Tugas selanjutnya adalah bagaimana DPR mengawal sehingga memastikan UU ini digunakan dengan baik oleh pemerintah dan pihak yudikatif.
"Sangat diperlukan pengawasan atas pelaksanaan serta kepastian segera diterbitkan aturan turunan sebagai perangkat operasionalnya, agar UU TPKS benar-benar bisa diterapkan sesuai harapan," katanya.Â
Alumni Pondok Pesantren Cintawana Tasikmalaya ini mengatakan, hal ini menjadi momentum dalam membangun perlindungan yang lebih baik terhadap perempuan dengan adanya UU TPKS ini. Apalagi peran perempuan cukup besar, termasuk di DPR. Bahkan ketuanya adalah perempuan.
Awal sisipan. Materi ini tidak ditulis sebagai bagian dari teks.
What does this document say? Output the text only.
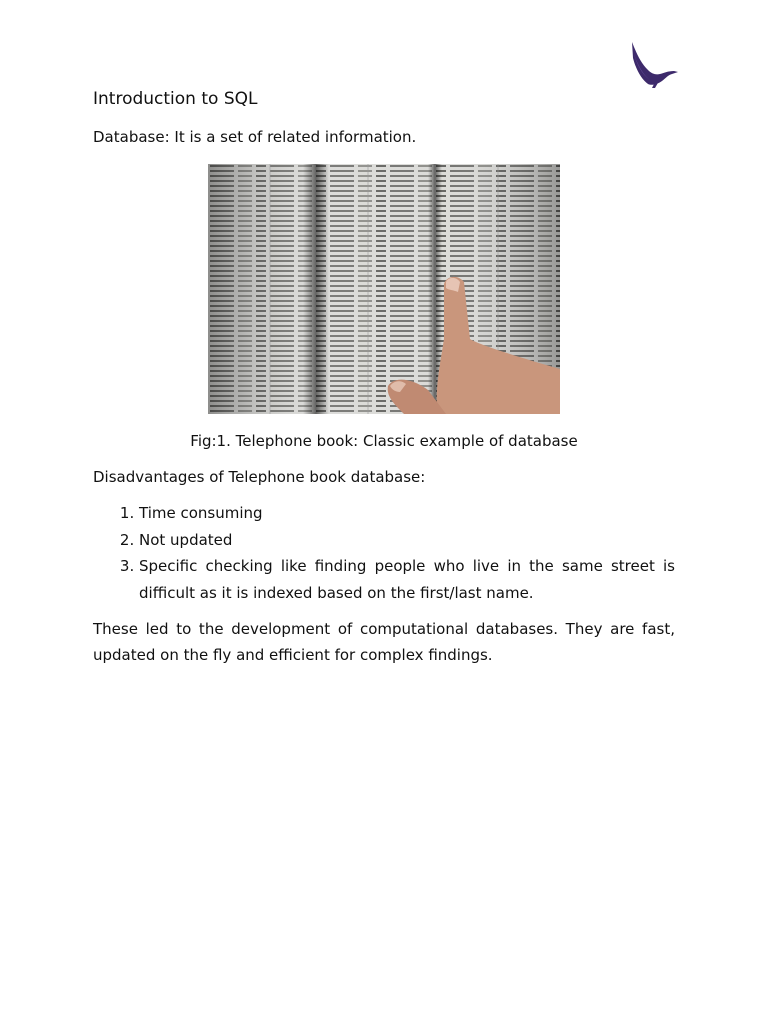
Introduction to SQL

Database: It is a set of related information.

Fig:1. Telephone book: Classic example of database

Disadvantages of Telephone book database:

1. Time consuming
2. Not updated
3. Specific checking like finding people who live in the same street is difficult as it is indexed based on the first/last name.

These led to the development of computational databases. They are fast, updated on the fly and efficient for complex findings.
"Dengan demikian, UU TPKS tidak saja menjadi kado menjelang Hari Kartini. Tapi bisa implementatif karena yang diinginkan oleh Kartini adalah substansi dari perjuangannya yaitu emansipasi dan tiadanya perempuan yang diperlakukan diskriminatif," pungkas alumni Pondok Pesantren Almardiyatul Islamiyyah Bandung.